Multilocus Nm (below diagonal) and FST values (above diagonal) between pairs of Oxynoemacheilus argyrogramma populations across all loci

	Sepidbarg	Gamasiab	Ghaleji
Sepidbarg	-	0.017	0.045
Gamasiab	14.03	-	0.045
Ghaleji	5.35	5.27	-

Figure 3

UPGMA dendrogram of Oxynoemacheilus argyrogramma populations based on a matrix of Genetic distance

Microsatellite profiles of Oxynoemacheilus argyrogramma at loci Bbar5 and Bbar9

Species adapt to various environments based on biological variation, which is one of the important factors for evaluating species' resources. A precondition to maintaining the highest level of genetic variation is making persistent use of a species' resources [13]. Heterozygosity serves as an indicator of evolutionary potential and is important in determining population dynamics as well as population viability [14]. The results of this study are consistent with earlier reports, suggesting the possibility of using primers interspecifically among teleost [15]. A precise estimation of population structure and genetic distances from microsatellite data is dependent on sample size, number of loci, number of alleles, and range in allele size [16].

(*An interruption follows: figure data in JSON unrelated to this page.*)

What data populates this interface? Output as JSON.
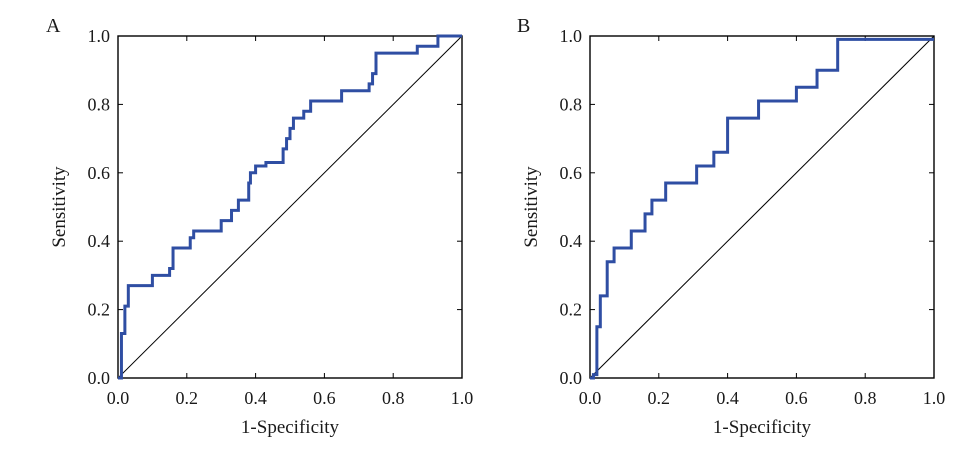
{
  "chart_data": [
    {
      "type": "line",
      "panel": "A",
      "xlabel": "1-Specificity",
      "ylabel": "Sensitivity",
      "xlim": [
        0,
        1
      ],
      "ylim": [
        0,
        1
      ],
      "xticks": [
        "0.0",
        "0.2",
        "0.4",
        "0.6",
        "0.8",
        "1.0"
      ],
      "yticks": [
        "0.0",
        "0.2",
        "0.4",
        "0.6",
        "0.8",
        "1.0"
      ],
      "grid": false,
      "series_color": "#2f4ea3",
      "reference_line": [
        [
          0,
          0
        ],
        [
          1,
          1
        ]
      ],
      "series": [
        {
          "x": [
            0.0,
            0.01,
            0.01,
            0.02,
            0.02,
            0.03,
            0.03,
            0.1,
            0.1,
            0.15,
            0.15,
            0.16,
            0.16,
            0.21,
            0.21,
            0.22,
            0.22,
            0.3,
            0.3,
            0.33,
            0.33,
            0.35,
            0.35,
            0.38,
            0.38,
            0.385,
            0.385,
            0.4,
            0.4,
            0.43,
            0.43,
            0.48,
            0.48,
            0.49,
            0.49,
            0.5,
            0.5,
            0.51,
            0.51,
            0.54,
            0.54,
            0.56,
            0.56,
            0.65,
            0.65,
            0.73,
            0.73,
            0.74,
            0.74,
            0.75,
            0.75,
            0.87,
            0.87,
            0.93,
            0.93,
            0.97,
            1.0
          ],
          "y": [
            0.0,
            0.0,
            0.13,
            0.13,
            0.21,
            0.21,
            0.27,
            0.27,
            0.3,
            0.3,
            0.32,
            0.32,
            0.38,
            0.38,
            0.41,
            0.41,
            0.43,
            0.43,
            0.46,
            0.46,
            0.49,
            0.49,
            0.52,
            0.52,
            0.57,
            0.57,
            0.6,
            0.6,
            0.62,
            0.62,
            0.63,
            0.63,
            0.67,
            0.67,
            0.7,
            0.7,
            0.73,
            0.73,
            0.76,
            0.76,
            0.78,
            0.78,
            0.81,
            0.81,
            0.84,
            0.84,
            0.86,
            0.86,
            0.89,
            0.89,
            0.95,
            0.95,
            0.97,
            0.97,
            1.0,
            1.0,
            1.0
          ]
        }
      ]
    },
    {
      "type": "line",
      "panel": "B",
      "xlabel": "1-Specificity",
      "ylabel": "Sensitivity",
      "xlim": [
        0,
        1
      ],
      "ylim": [
        0,
        1
      ],
      "xticks": [
        "0.0",
        "0.2",
        "0.4",
        "0.6",
        "0.8",
        "1.0"
      ],
      "yticks": [
        "0.0",
        "0.2",
        "0.4",
        "0.6",
        "0.8",
        "1.0"
      ],
      "grid": false,
      "series_color": "#2f4ea3",
      "reference_line": [
        [
          0,
          0
        ],
        [
          1,
          1
        ]
      ],
      "series": [
        {
          "x": [
            0.0,
            0.01,
            0.01,
            0.02,
            0.02,
            0.03,
            0.03,
            0.05,
            0.05,
            0.07,
            0.07,
            0.12,
            0.12,
            0.16,
            0.16,
            0.18,
            0.18,
            0.22,
            0.22,
            0.31,
            0.31,
            0.36,
            0.36,
            0.4,
            0.4,
            0.49,
            0.49,
            0.6,
            0.6,
            0.66,
            0.66,
            0.72,
            0.72,
            0.76,
            0.76,
            1.0
          ],
          "y": [
            0.0,
            0.0,
            0.01,
            0.01,
            0.15,
            0.15,
            0.24,
            0.24,
            0.34,
            0.34,
            0.38,
            0.38,
            0.43,
            0.43,
            0.48,
            0.48,
            0.52,
            0.52,
            0.57,
            0.57,
            0.62,
            0.62,
            0.66,
            0.66,
            0.76,
            0.76,
            0.81,
            0.81,
            0.85,
            0.85,
            0.9,
            0.9,
            0.99,
            0.99,
            0.99,
            0.99
          ]
        }
      ]
    }
  ]
}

Based on the findings of the present study, variation was high among the three Oxynoemacheilus argyrogramma populations (Na= 12, HO = 0.576, HE = 0.865). The results of the study were comparable in variability to those reported by DeWoody and Avise [17] regarding other freshwater fishes (Na: 9.1, He: 0.54), such as Paraschistura bampurensis (Na: 13, He: 0.872, [1]) and Oxynoemacheilus kiabii (Na: 811.5, He: 0.850, [18]) which have small populations and a high gene flow.

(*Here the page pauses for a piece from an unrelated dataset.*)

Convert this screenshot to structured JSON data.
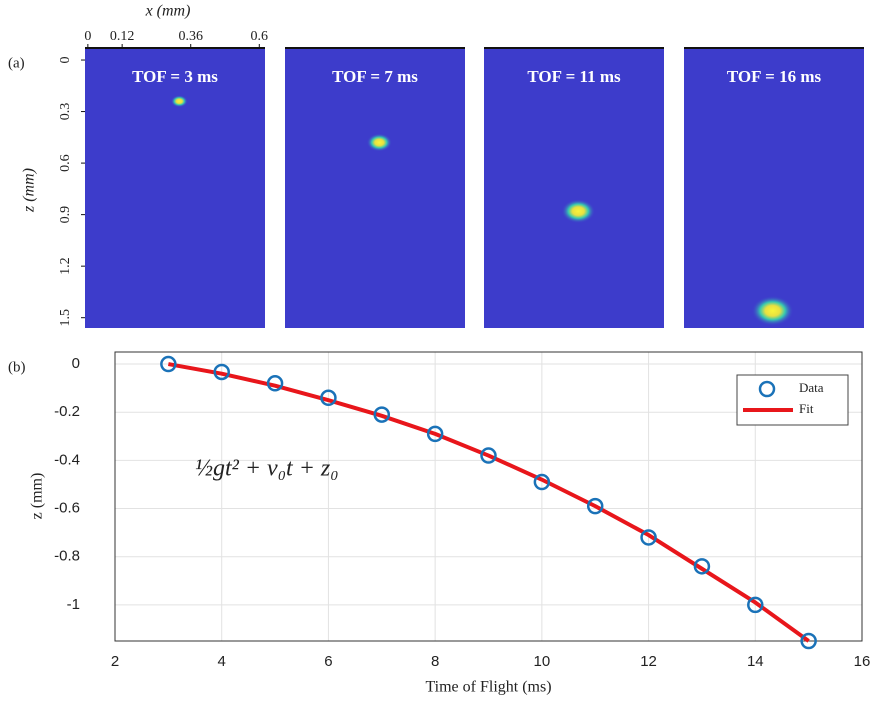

The Hardy-Weinberg disequilibrium is common in many fishes, but deviations to the equilibrium generally prevail over heterozygote deficits [1, 18, 19] resulting from factors involving reproductive systems, presence of null alleles, and a Wahlund effect (reduction of heterozygosity in a population caused by subpopulation structure). The average expected heterozygosity was highest in Gamasiab (0.667) and lowest in Ghaleji populations (0.424). The average observed heterozygosity values of all populations were lower than the corresponding expected heterozygosity values.

According to the expressions of Nm=(1−FST)/4 FST [20], the Nm average between populations was 7.348. Theoretically, if the value of Nm is below 1, genetic drift is considered as the main factor of genetic differentiation, but if it is more than 1, gene flow is the main factor. The results of the present study revealed that migration of this species was the main reason for the genetic differentiation between the samples.

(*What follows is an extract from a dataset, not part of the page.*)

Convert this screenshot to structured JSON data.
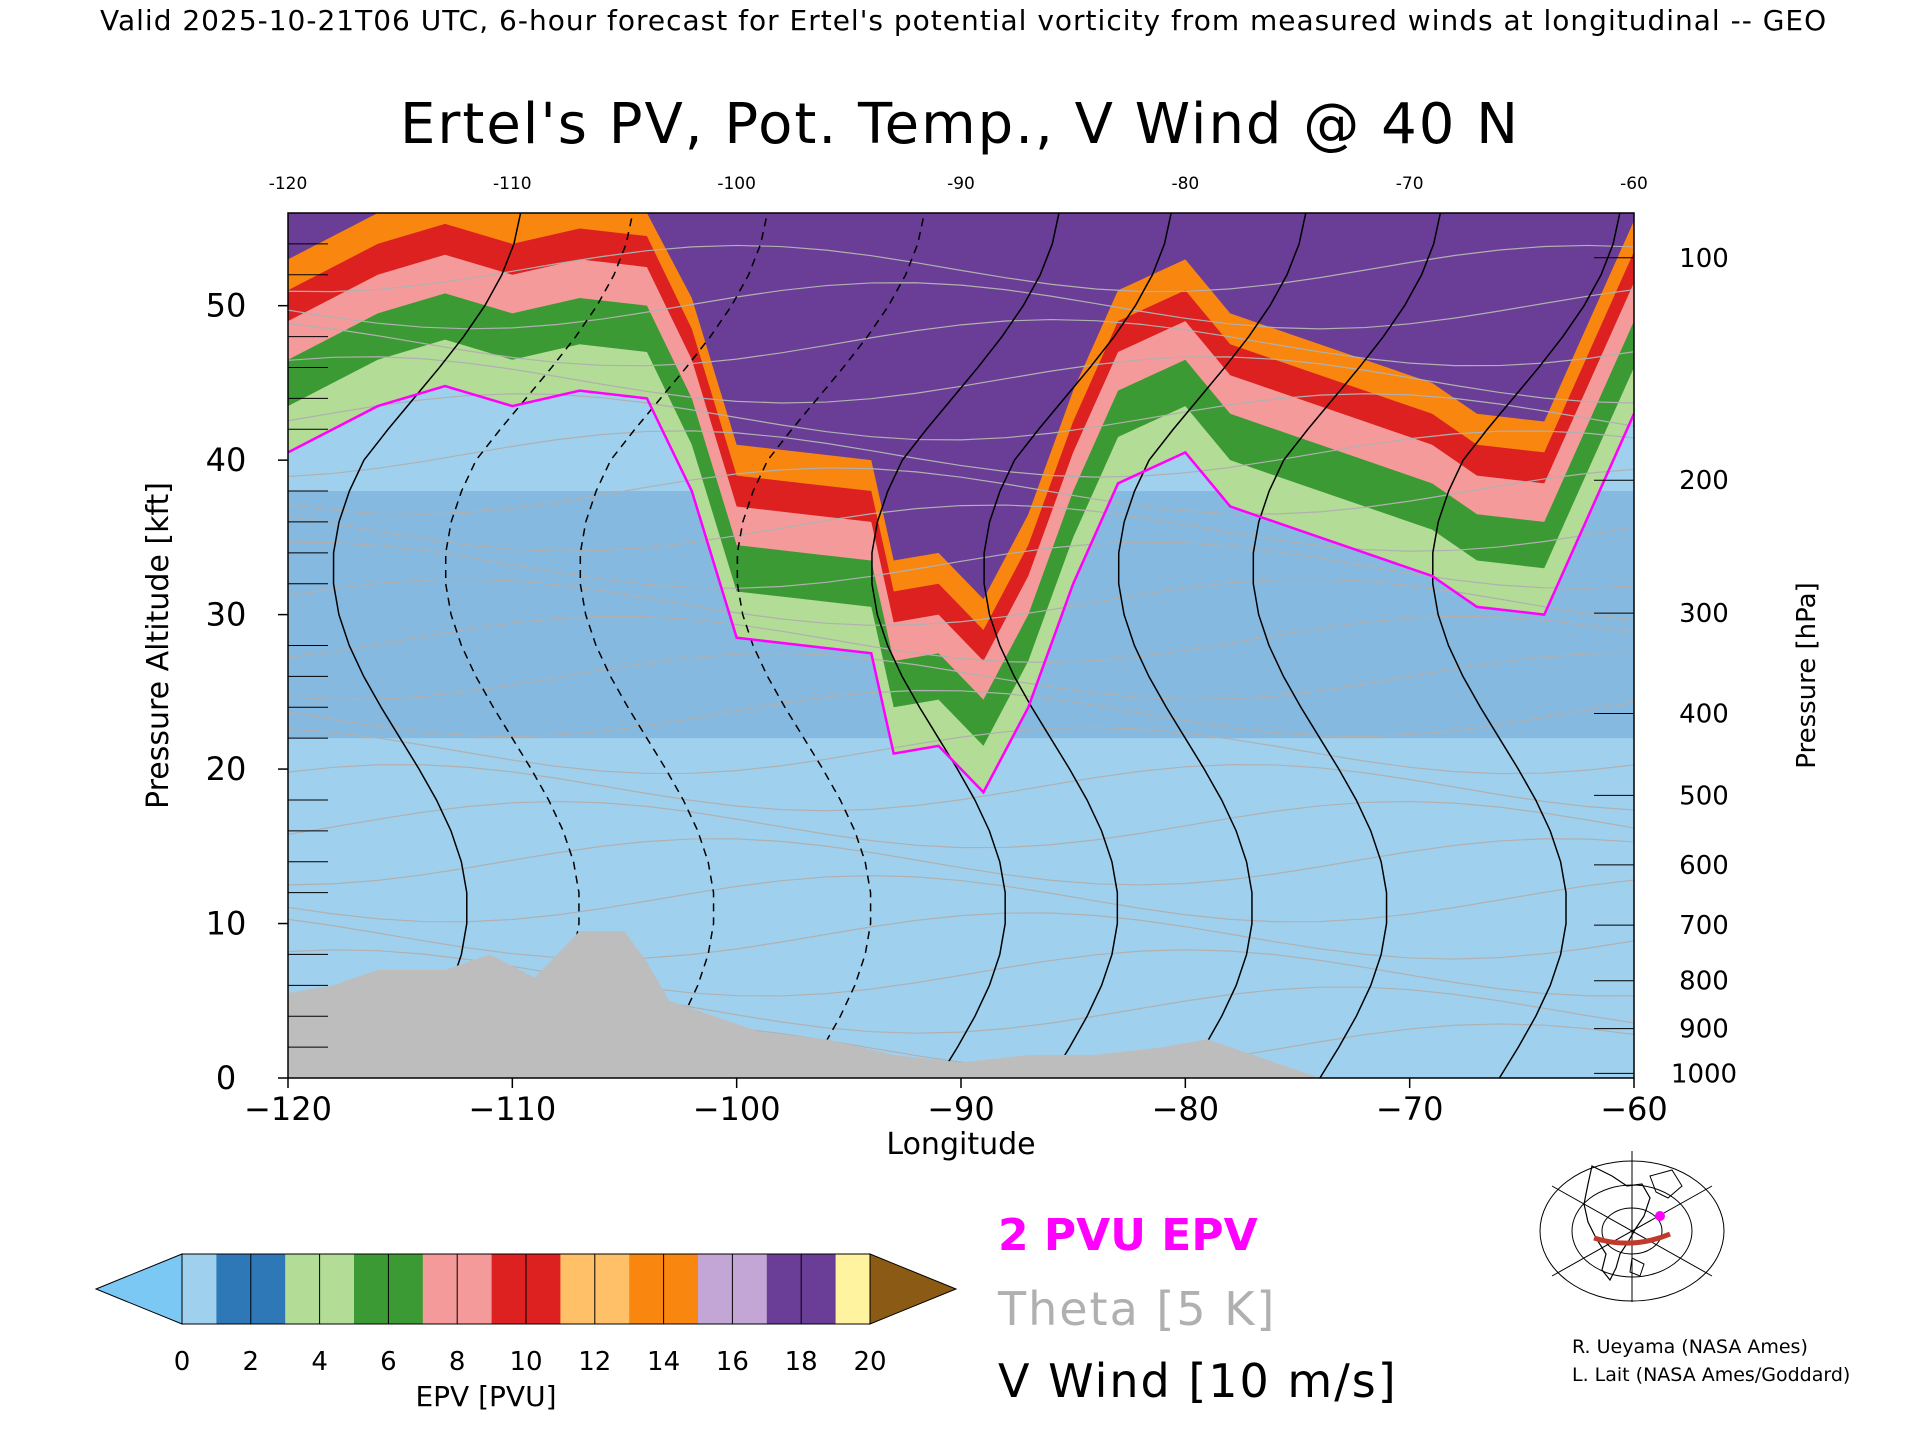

Violations of the Hardy-Weinberg assumptions can cause deviations from expectation. Reduction in size of a population is considered to be one of the few factors that might be responsible for such deviations. Small population size causes a random change in genotypic frequencies, particularly if the population is very small due to genetic drift. Analysis of molecular variance (AMOVA) is a suitable criterion to assess population structure and to determine the differentiation and genetic similarity between populations [21]. According to the FST index, the genetic diversity between the populations was 4% and the mean of the FST index was about 0.039, which represent the low differentiation between the three populations. According to Wright (1987) [22], an Fst value of less than 0.05 indicates low differentiation among communities.

Clustering order reflects relationships between populations. Using an UPGMA dendrogram, two separated communities were identified in these rivers. The genetic structure of Oxynoemacheilus argyrogramma in these rivers was probably caused by past migrations. To characterize and distinguish Oxynoemacheilus argyrogramma populations, microsatellite loci should be preferred because of their generally higher variability and better performance, particularly if populations are within geographical regions. Our study indicated that the three populations had moderate levels of polymorphism and genetic variation. This information should be taken into account for future genetic conservations and stock improvement plans.